Overbooking can increase the expected benefit but never quite reaches the benefit that would be achieved, if all patients were perfectly reliable in meeting their scheduled appointments. The expected benefit of overbooking always comes to lie between the low benefit without overbooking and the high benefit associated with perfectly reliable patients. The less reliable the patient population, the more overbooking needs to take place. Overbooking should also expand with a decreasing cost impact of overbooked endoscopies. Overbooking is most beneficial in large endoscopy units.

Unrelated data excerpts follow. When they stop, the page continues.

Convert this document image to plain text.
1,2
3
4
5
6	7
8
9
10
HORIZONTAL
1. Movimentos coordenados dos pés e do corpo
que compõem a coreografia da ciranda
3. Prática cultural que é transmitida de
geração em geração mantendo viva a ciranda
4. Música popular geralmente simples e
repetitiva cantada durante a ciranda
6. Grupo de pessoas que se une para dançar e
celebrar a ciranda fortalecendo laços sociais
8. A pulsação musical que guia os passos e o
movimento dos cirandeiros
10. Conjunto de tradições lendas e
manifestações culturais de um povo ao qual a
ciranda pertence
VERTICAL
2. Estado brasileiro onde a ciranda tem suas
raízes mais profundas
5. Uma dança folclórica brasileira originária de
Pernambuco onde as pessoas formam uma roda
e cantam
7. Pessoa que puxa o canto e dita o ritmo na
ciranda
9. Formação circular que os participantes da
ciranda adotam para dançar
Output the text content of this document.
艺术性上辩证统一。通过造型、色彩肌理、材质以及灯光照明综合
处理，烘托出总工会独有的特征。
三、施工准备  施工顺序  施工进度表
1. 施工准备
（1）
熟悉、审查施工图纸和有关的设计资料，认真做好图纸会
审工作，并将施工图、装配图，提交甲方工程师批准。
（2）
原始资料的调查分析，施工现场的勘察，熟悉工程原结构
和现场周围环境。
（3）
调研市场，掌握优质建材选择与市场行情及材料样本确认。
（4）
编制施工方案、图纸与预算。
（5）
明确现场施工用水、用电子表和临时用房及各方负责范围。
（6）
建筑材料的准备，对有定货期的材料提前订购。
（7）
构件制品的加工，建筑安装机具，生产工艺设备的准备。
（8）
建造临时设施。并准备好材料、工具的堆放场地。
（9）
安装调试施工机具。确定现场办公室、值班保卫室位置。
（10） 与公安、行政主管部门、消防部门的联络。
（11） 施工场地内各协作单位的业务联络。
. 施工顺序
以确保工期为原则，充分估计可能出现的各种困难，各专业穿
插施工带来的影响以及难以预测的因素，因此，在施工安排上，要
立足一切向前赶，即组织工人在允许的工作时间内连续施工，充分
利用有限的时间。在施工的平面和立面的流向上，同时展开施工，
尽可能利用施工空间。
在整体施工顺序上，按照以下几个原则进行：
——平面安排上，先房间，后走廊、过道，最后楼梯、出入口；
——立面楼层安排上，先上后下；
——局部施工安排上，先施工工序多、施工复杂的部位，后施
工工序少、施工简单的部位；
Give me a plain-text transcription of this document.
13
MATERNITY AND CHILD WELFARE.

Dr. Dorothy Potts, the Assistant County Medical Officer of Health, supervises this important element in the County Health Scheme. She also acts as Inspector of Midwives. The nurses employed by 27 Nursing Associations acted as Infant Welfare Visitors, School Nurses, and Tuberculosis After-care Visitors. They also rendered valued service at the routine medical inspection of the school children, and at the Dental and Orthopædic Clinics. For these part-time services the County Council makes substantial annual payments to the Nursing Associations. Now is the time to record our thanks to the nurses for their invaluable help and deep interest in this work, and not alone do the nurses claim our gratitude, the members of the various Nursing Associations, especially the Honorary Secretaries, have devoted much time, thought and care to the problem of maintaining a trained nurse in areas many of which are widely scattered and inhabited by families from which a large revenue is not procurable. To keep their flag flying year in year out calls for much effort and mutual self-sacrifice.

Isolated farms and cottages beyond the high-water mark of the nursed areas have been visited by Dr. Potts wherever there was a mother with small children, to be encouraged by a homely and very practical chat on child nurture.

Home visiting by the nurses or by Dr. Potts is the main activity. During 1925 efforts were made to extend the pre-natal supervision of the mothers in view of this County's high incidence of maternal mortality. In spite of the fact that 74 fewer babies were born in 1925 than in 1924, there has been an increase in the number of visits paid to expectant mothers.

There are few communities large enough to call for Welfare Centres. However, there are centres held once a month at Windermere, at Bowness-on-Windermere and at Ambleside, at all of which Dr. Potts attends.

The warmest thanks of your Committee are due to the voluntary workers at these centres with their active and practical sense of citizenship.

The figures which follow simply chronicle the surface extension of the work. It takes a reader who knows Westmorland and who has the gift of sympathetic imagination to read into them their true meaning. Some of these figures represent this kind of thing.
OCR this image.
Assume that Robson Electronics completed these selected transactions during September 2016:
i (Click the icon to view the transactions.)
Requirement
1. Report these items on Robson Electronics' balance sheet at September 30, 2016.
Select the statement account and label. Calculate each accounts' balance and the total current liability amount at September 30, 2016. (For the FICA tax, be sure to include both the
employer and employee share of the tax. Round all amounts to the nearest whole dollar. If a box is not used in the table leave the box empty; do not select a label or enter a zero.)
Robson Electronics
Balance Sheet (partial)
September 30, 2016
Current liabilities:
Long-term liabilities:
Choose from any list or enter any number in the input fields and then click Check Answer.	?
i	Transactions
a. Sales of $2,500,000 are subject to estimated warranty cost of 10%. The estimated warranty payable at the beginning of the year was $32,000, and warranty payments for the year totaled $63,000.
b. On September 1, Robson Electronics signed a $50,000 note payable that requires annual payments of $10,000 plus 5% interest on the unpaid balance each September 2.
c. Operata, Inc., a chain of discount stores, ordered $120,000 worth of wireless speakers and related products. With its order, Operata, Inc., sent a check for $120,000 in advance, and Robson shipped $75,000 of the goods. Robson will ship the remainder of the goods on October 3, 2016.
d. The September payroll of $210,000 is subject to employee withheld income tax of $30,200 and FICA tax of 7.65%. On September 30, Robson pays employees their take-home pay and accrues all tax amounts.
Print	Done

This article provides a table with a large set of numerical examples for different scenarios of overbooking that cover endoscopy units of diverse sizes and patient attendance rates.

LIMITATIONS

The analysis does not take into account individual patient characteristics that may affect attendance rates.

CONCLUSION

This analysis yields a set of estimates for overbooking that can be readily applied to a large variety of endoscopic units.

摘要

背景

由于安排进行胃肠内镜检查的门诊患者爽约难以避免,一种常被推荐的解决方案是对患者预约进行超额预订。

目的

提供一套关于如何对安排内镜检查的患者进行超额预订的数值指南。

设计

采用随机模型进行成本效益分析,以估计能使内镜检查预期效益最大化的内镜检查预约总数(包括超额预订)。

患者

安排进行胃肠内镜检查的受试者。

主要测量指标

在不同患者出勤率情况下应安排的内镜检查数量、可用内镜检查时段数量以及预约未到所产生的成本影响。

结果

超额预订可增加预期效益,但永远无法完全达到所有患者都能完全按时赴约时所能实现的效益。超额预订的预期效益总是介于无超额预订时的低效益和与完全可靠患者相关的高效益之间。患者群体越不可靠,就越需要进行超额预订。随着超额预订内镜检查的成本影响降低,超额预订也应增加。超额预订在大型内镜检查科室最为有益。本文提供了一个表格,其中包含大量不同超额预订情况的数值示例,涵盖了不同规模的内镜检查科室和患者出勤率。

局限性

该分析未考虑可能影响出勤率的个体患者特征。

结论

该分析得出了一组超额预订估计值,可轻松应用于各种内镜检查科室。